Bad reporting on this subject is not new. In my post More Avandia Scare- Again, Unwarranted back in February, I wrote about New York Times piece that broke the story on the Grassely report. While I do believe the story was worth reporting, the Times failed to mention that everything in the report was from 2007. Both the Grassley report and the Times failed to mention that there was new data, specifically the RECORD trial (see For the RECORD, Avandia does not cause heart attacks, Avandia Vindicated, ) which seems to exhonerate Avandia from any heart risk. This is the real story, that a good diabetes drug continues to get bashed in the media, when a very well done study presented almost a year ago has shown in to be safe.
As referenced above, I believe the real story in the FDA commissioner’s letter to Grassley is the fact that they are asking the Institute of Medicine to look into the matter. More importantly, they seem to indicate that the IOM’s report will be ready by the July 2010 advisory board. My read on this is that the FDA, based on the scientific data available, feels that Avandia is actually a safe drug. However, given the scrutiny and political pressure they are under, likely believes that anything less than a “pull it from the market” recommendation from the July advisory committee will keep it under fire. Thus, they have brought the impartial and well respected IOM on board. The only reason I can think of for doing this is to back them up on a decision in favor of Avandia.
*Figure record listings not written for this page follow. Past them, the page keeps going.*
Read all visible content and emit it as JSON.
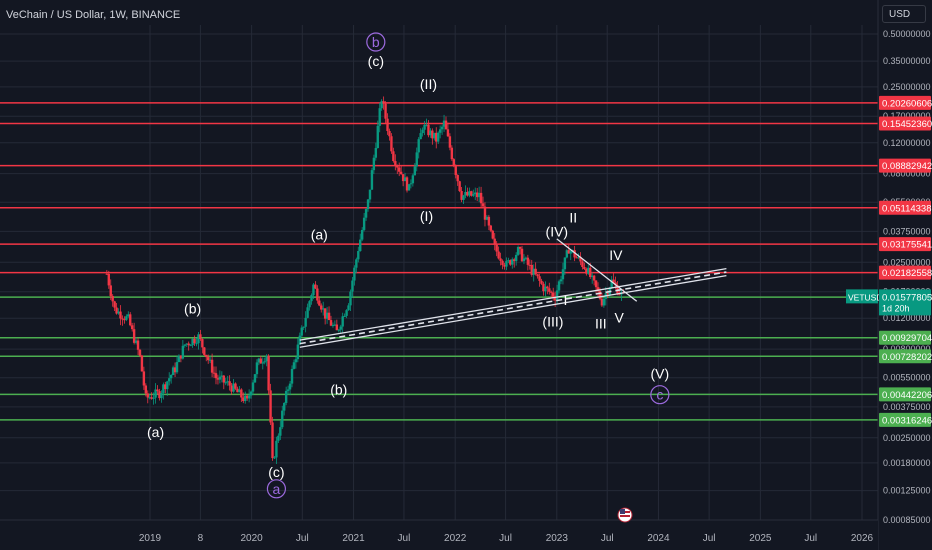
{
  "header": {
    "title": "VeChain / US Dollar, 1W, BINANCE"
  },
  "currency_button": "USD",
  "last_price": {
    "symbol": "VETUSD",
    "value": "0.01577805",
    "countdown": "1d 20h",
    "color": "#089981"
  },
  "colors": {
    "red": "#f23645",
    "green": "#4caf50",
    "up": "#089981",
    "down": "#f23645",
    "purple": "#9c6ade",
    "grid": "#252a37"
  },
  "chart_data": {
    "type": "candlestick",
    "title": "VeChain / US Dollar, 1W, BINANCE",
    "y_scale": "log",
    "ylim": [
      0.00085,
      0.5
    ],
    "y_ticks": [
      "0.50000000",
      "0.35000000",
      "0.25000000",
      "0.17000000",
      "0.12000000",
      "0.08000000",
      "0.05500000",
      "0.03750000",
      "0.02500000",
      "0.01700000",
      "0.01200000",
      "0.00800000",
      "0.00550000",
      "0.00375000",
      "0.00250000",
      "0.00180000",
      "0.00125000",
      "0.00085000"
    ],
    "x_ticks": [
      {
        "label": "2019",
        "date": "2019-01-01"
      },
      {
        "label": "8",
        "date": "2019-07-01"
      },
      {
        "label": "2020",
        "date": "2020-01-01"
      },
      {
        "label": "Jul",
        "date": "2020-07-01"
      },
      {
        "label": "2021",
        "date": "2021-01-01"
      },
      {
        "label": "Jul",
        "date": "2021-07-01"
      },
      {
        "label": "2022",
        "date": "2022-01-01"
      },
      {
        "label": "Jul",
        "date": "2022-07-01"
      },
      {
        "label": "2023",
        "date": "2023-01-01"
      },
      {
        "label": "Jul",
        "date": "2023-07-01"
      },
      {
        "label": "2024",
        "date": "2024-01-01"
      },
      {
        "label": "Jul",
        "date": "2024-07-01"
      },
      {
        "label": "2025",
        "date": "2025-01-01"
      },
      {
        "label": "Jul",
        "date": "2025-07-01"
      },
      {
        "label": "2026",
        "date": "2026-01-01"
      }
    ],
    "price_path": [
      {
        "date": "2018-07-30",
        "price": 0.0215
      },
      {
        "date": "2018-08-27",
        "price": 0.0135
      },
      {
        "date": "2018-10-15",
        "price": 0.0118
      },
      {
        "date": "2018-11-26",
        "price": 0.0072
      },
      {
        "date": "2018-12-17",
        "price": 0.0042
      },
      {
        "date": "2019-02-04",
        "price": 0.0045
      },
      {
        "date": "2019-04-01",
        "price": 0.0062
      },
      {
        "date": "2019-05-06",
        "price": 0.0085
      },
      {
        "date": "2019-06-24",
        "price": 0.0094
      },
      {
        "date": "2019-08-26",
        "price": 0.0055
      },
      {
        "date": "2019-10-14",
        "price": 0.005
      },
      {
        "date": "2019-12-16",
        "price": 0.004
      },
      {
        "date": "2020-01-20",
        "price": 0.0065
      },
      {
        "date": "2020-02-24",
        "price": 0.0075
      },
      {
        "date": "2020-03-16",
        "price": 0.0018
      },
      {
        "date": "2020-04-27",
        "price": 0.0039
      },
      {
        "date": "2020-06-15",
        "price": 0.0082
      },
      {
        "date": "2020-08-10",
        "price": 0.0185
      },
      {
        "date": "2020-09-21",
        "price": 0.0125
      },
      {
        "date": "2020-11-02",
        "price": 0.01
      },
      {
        "date": "2020-12-14",
        "price": 0.015
      },
      {
        "date": "2021-01-18",
        "price": 0.03
      },
      {
        "date": "2021-02-22",
        "price": 0.055
      },
      {
        "date": "2021-04-12",
        "price": 0.215
      },
      {
        "date": "2021-05-24",
        "price": 0.1
      },
      {
        "date": "2021-07-19",
        "price": 0.065
      },
      {
        "date": "2021-09-06",
        "price": 0.15
      },
      {
        "date": "2021-10-25",
        "price": 0.125
      },
      {
        "date": "2021-11-22",
        "price": 0.155
      },
      {
        "date": "2022-01-24",
        "price": 0.06
      },
      {
        "date": "2022-03-28",
        "price": 0.06
      },
      {
        "date": "2022-05-23",
        "price": 0.03
      },
      {
        "date": "2022-07-04",
        "price": 0.024
      },
      {
        "date": "2022-08-15",
        "price": 0.029
      },
      {
        "date": "2022-11-14",
        "price": 0.018
      },
      {
        "date": "2022-12-26",
        "price": 0.016
      },
      {
        "date": "2023-02-13",
        "price": 0.03
      },
      {
        "date": "2023-04-17",
        "price": 0.023
      },
      {
        "date": "2023-06-12",
        "price": 0.015
      },
      {
        "date": "2023-07-17",
        "price": 0.0195
      },
      {
        "date": "2023-08-28",
        "price": 0.0158
      }
    ],
    "horizontal_levels": [
      {
        "price": 0.20260606,
        "label": "0.20260606",
        "color": "red"
      },
      {
        "price": 0.1545236,
        "label": "0.15452360",
        "color": "red"
      },
      {
        "price": 0.08882942,
        "label": "0.08882942",
        "color": "red"
      },
      {
        "price": 0.05114338,
        "label": "0.05114338",
        "color": "red"
      },
      {
        "price": 0.03175541,
        "label": "0.03175541",
        "color": "red"
      },
      {
        "price": 0.02182558,
        "label": "0.02182558",
        "color": "red"
      },
      {
        "price": 0.01583688,
        "label": "0.01583688",
        "color": "green"
      },
      {
        "price": 0.00929704,
        "label": "0.00929704",
        "color": "green"
      },
      {
        "price": 0.00728202,
        "label": "0.00728202",
        "color": "green"
      },
      {
        "price": 0.00442206,
        "label": "0.00442206",
        "color": "green"
      },
      {
        "price": 0.00316246,
        "label": "0.00316246",
        "color": "green"
      }
    ],
    "trendlines": [
      {
        "style": "white-solid",
        "from": {
          "date": "2020-06-22",
          "price": 0.009
        },
        "to": {
          "date": "2024-09-01",
          "price": 0.023
        }
      },
      {
        "style": "white-dashed",
        "from": {
          "date": "2020-06-22",
          "price": 0.0086
        },
        "to": {
          "date": "2024-09-01",
          "price": 0.022
        }
      },
      {
        "style": "white-solid",
        "from": {
          "date": "2020-06-22",
          "price": 0.0082
        },
        "to": {
          "date": "2024-09-01",
          "price": 0.021
        }
      },
      {
        "style": "white-solid",
        "from": {
          "date": "2023-01-01",
          "price": 0.034
        },
        "to": {
          "date": "2023-10-15",
          "price": 0.015
        }
      }
    ],
    "wave_labels": [
      {
        "text": "b",
        "date": "2021-03-22",
        "price": 0.45,
        "circled": true,
        "color": "purple"
      },
      {
        "text": "(c)",
        "date": "2021-03-22",
        "price": 0.35,
        "circled": false,
        "color": "white"
      },
      {
        "text": "(II)",
        "date": "2021-09-27",
        "price": 0.26,
        "circled": false,
        "color": "white"
      },
      {
        "text": "(I)",
        "date": "2021-09-20",
        "price": 0.046,
        "circled": false,
        "color": "white"
      },
      {
        "text": "(a)",
        "date": "2020-08-31",
        "price": 0.036,
        "circled": false,
        "color": "white"
      },
      {
        "text": "(b)",
        "date": "2019-06-03",
        "price": 0.0136,
        "circled": false,
        "color": "white"
      },
      {
        "text": "(a)",
        "date": "2019-01-21",
        "price": 0.0027,
        "circled": false,
        "color": "white"
      },
      {
        "text": "(b)",
        "date": "2020-11-09",
        "price": 0.0047,
        "circled": false,
        "color": "white"
      },
      {
        "text": "(c)",
        "date": "2020-03-30",
        "price": 0.0016,
        "circled": false,
        "color": "white"
      },
      {
        "text": "a",
        "date": "2020-03-30",
        "price": 0.00128,
        "circled": true,
        "color": "purple"
      },
      {
        "text": "(IV)",
        "date": "2023-01-01",
        "price": 0.0375,
        "circled": false,
        "color": "white"
      },
      {
        "text": "II",
        "date": "2023-03-01",
        "price": 0.045,
        "circled": false,
        "color": "white"
      },
      {
        "text": "IV",
        "date": "2023-08-01",
        "price": 0.0275,
        "circled": false,
        "color": "white"
      },
      {
        "text": "I",
        "date": "2023-02-01",
        "price": 0.0152,
        "circled": false,
        "color": "white"
      },
      {
        "text": "(III)",
        "date": "2022-12-18",
        "price": 0.0115,
        "circled": false,
        "color": "white"
      },
      {
        "text": "III",
        "date": "2023-06-08",
        "price": 0.0112,
        "circled": false,
        "color": "white"
      },
      {
        "text": "V",
        "date": "2023-08-13",
        "price": 0.0121,
        "circled": false,
        "color": "white"
      },
      {
        "text": "(V)",
        "date": "2024-01-06",
        "price": 0.0058,
        "circled": false,
        "color": "white"
      },
      {
        "text": "c",
        "date": "2024-01-06",
        "price": 0.0044,
        "circled": true,
        "color": "purple"
      }
    ]
  }
}
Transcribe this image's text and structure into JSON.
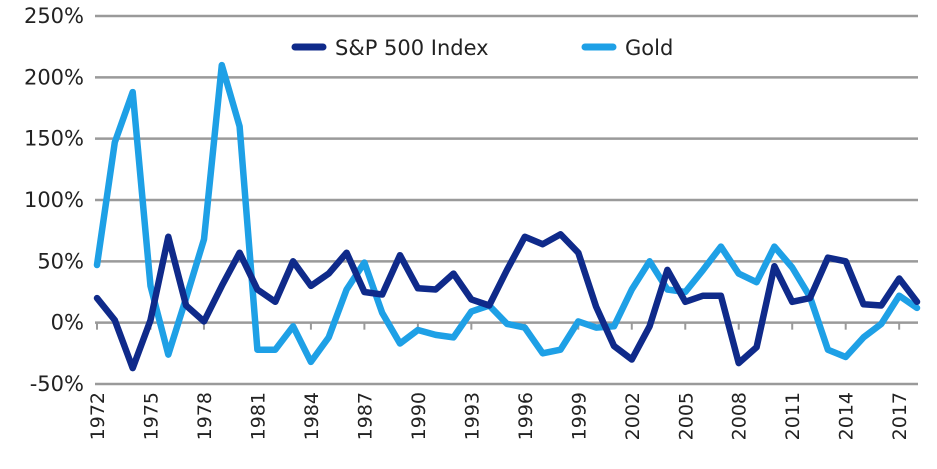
{
  "chart_data": {
    "type": "line",
    "title": "",
    "xlabel": "",
    "ylabel": "",
    "ylim": [
      -50,
      250
    ],
    "yticks": [
      250,
      200,
      150,
      100,
      50,
      0,
      -50
    ],
    "ytick_labels": [
      "250%",
      "200%",
      "150%",
      "100%",
      "50%",
      "0%",
      "-50%"
    ],
    "xlim": [
      1972,
      2018
    ],
    "xtick_labels": [
      "1972",
      "1975",
      "1978",
      "1981",
      "1984",
      "1987",
      "1990",
      "1993",
      "1996",
      "1999",
      "2002",
      "2005",
      "2008",
      "2011",
      "2014",
      "2017"
    ],
    "grid": true,
    "legend_position": "top-center",
    "x": [
      1972,
      1973,
      1974,
      1975,
      1976,
      1977,
      1978,
      1979,
      1980,
      1981,
      1982,
      1983,
      1984,
      1985,
      1986,
      1987,
      1988,
      1989,
      1990,
      1991,
      1992,
      1993,
      1994,
      1995,
      1996,
      1997,
      1998,
      1999,
      2000,
      2001,
      2002,
      2003,
      2004,
      2005,
      2006,
      2007,
      2008,
      2009,
      2010,
      2011,
      2012,
      2013,
      2014,
      2015,
      2016,
      2017,
      2018
    ],
    "series": [
      {
        "name": "S&P 500 Index",
        "color": "#0f2a8a",
        "values": [
          20,
          2,
          -37,
          2,
          70,
          14,
          1,
          30,
          57,
          27,
          17,
          50,
          30,
          40,
          57,
          25,
          23,
          55,
          28,
          27,
          40,
          19,
          14,
          43,
          70,
          64,
          72,
          57,
          13,
          -19,
          -30,
          -3,
          43,
          17,
          22,
          22,
          -33,
          -20,
          46,
          17,
          20,
          53,
          50,
          15,
          14,
          36,
          17
        ]
      },
      {
        "name": "Gold",
        "color": "#1ea0e6",
        "values": [
          47,
          147,
          188,
          30,
          -26,
          20,
          68,
          210,
          160,
          -22,
          -22,
          -3,
          -32,
          -12,
          27,
          49,
          8,
          -17,
          -6,
          -10,
          -12,
          9,
          14,
          -1,
          -4,
          -25,
          -22,
          1,
          -4,
          -3,
          27,
          50,
          27,
          25,
          43,
          62,
          40,
          33,
          62,
          45,
          21,
          -22,
          -28,
          -12,
          -1,
          22,
          12
        ]
      }
    ]
  }
}
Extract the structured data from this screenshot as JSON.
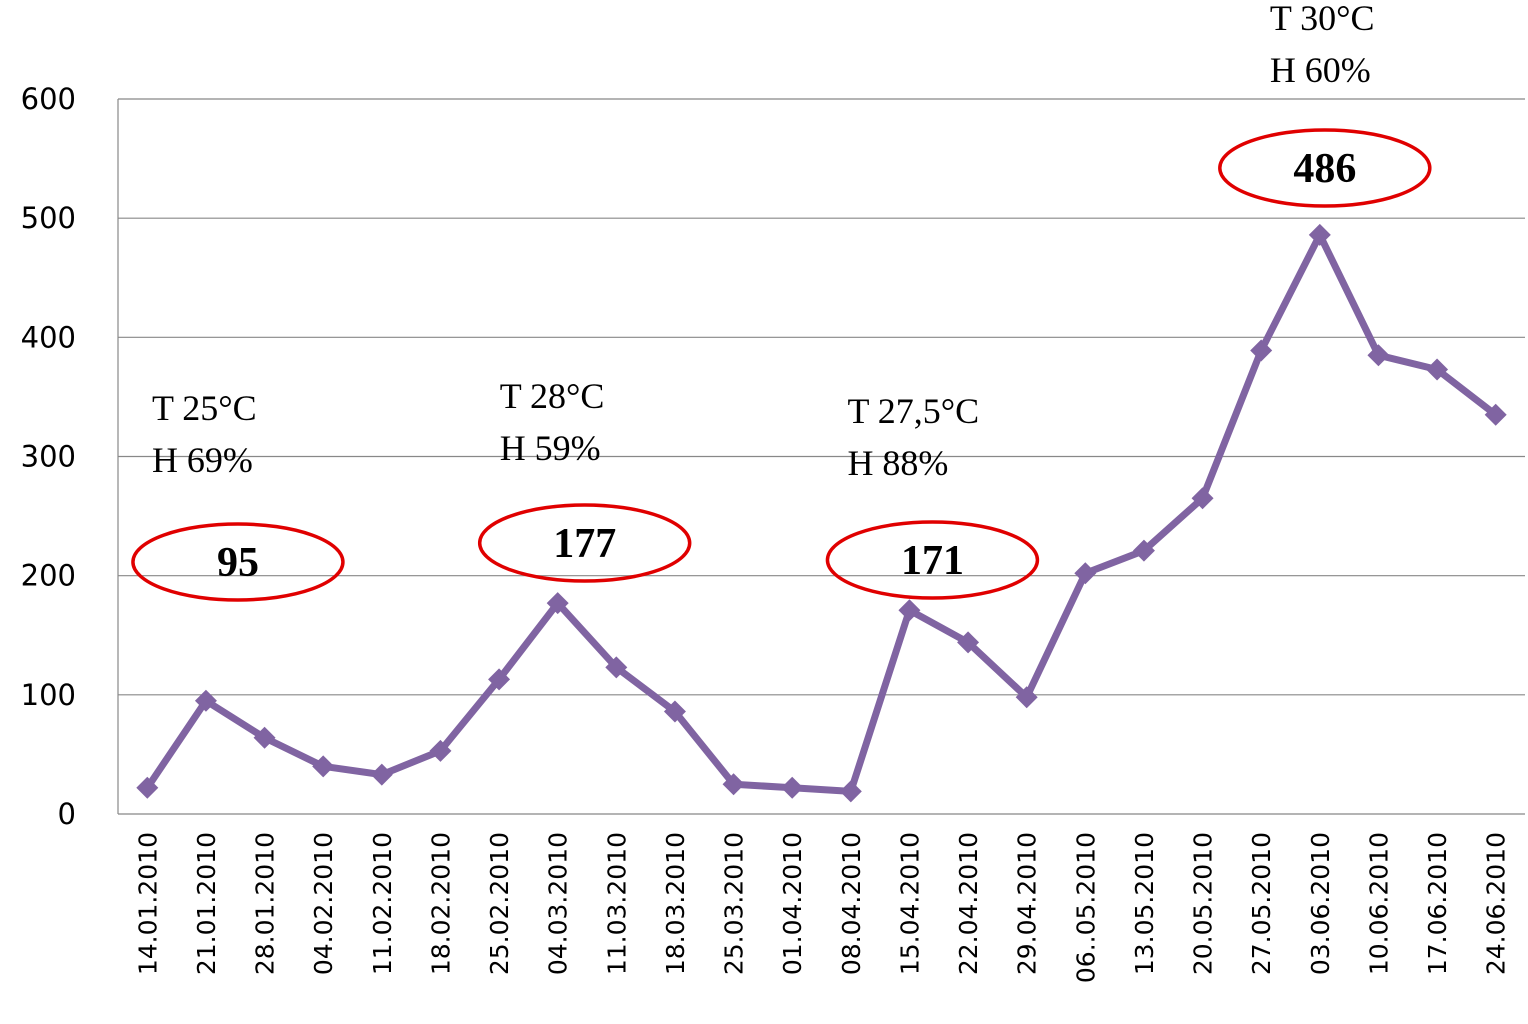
{
  "chart_data": {
    "type": "line",
    "categories": [
      "14.01.2010",
      "21.01.2010",
      "28.01.2010",
      "04.02.2010",
      "11.02.2010",
      "18.02.2010",
      "25.02.2010",
      "04.03.2010",
      "11.03.2010",
      "18.03.2010",
      "25.03.2010",
      "01.04.2010",
      "08.04.2010",
      "15.04.2010",
      "22.04.2010",
      "29.04.2010",
      "06..05.2010",
      "13.05.2010",
      "20.05.2010",
      "27.05.2010",
      "03.06.2010",
      "10.06.2010",
      "17.06.2010",
      "24.06.2010"
    ],
    "series": [
      {
        "color": "#8064a2",
        "values": [
          22,
          95,
          64,
          40,
          33,
          53,
          113,
          177,
          123,
          86,
          25,
          22,
          19,
          171,
          144,
          98,
          202,
          221,
          265,
          389,
          486,
          385,
          373,
          335
        ]
      }
    ],
    "ylim": [
      0,
      600
    ],
    "yticks": [
      0,
      100,
      200,
      300,
      400,
      500,
      600
    ],
    "grid": true,
    "annotations": [
      {
        "x": "21.01.2010",
        "lines": [
          "T 25°C",
          "H 69%"
        ]
      },
      {
        "x": "04.03.2010",
        "lines": [
          "T 28°C",
          "H 59%"
        ]
      },
      {
        "x": "15.04.2010",
        "lines": [
          "T 27,5°C",
          "H 88%"
        ]
      },
      {
        "x": "03.06.2010",
        "lines": [
          "T 30°C",
          "H 60%"
        ]
      }
    ]
  }
}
Here’s something to think about:
Because of the media storm caused by Avandia, the FDA now requires any new diabetes drug to prove that it does not cause heart attacks before being approved (see Rough Times for New Diabetes Drugs: The Diabetes Conspiracy Part III ). These criteria are not surprisingly pretty strict. Based on the results of the RECORD trial, Avandia has now met this new standard of cardiovascular safety, now required of all new diabetes drugs. How will the FDA be able to continue to say that there might be a risk, let alone pull the drug and stop a safety study, when Avandia has now met the FDA’s rigid cardiovascular safety criteria?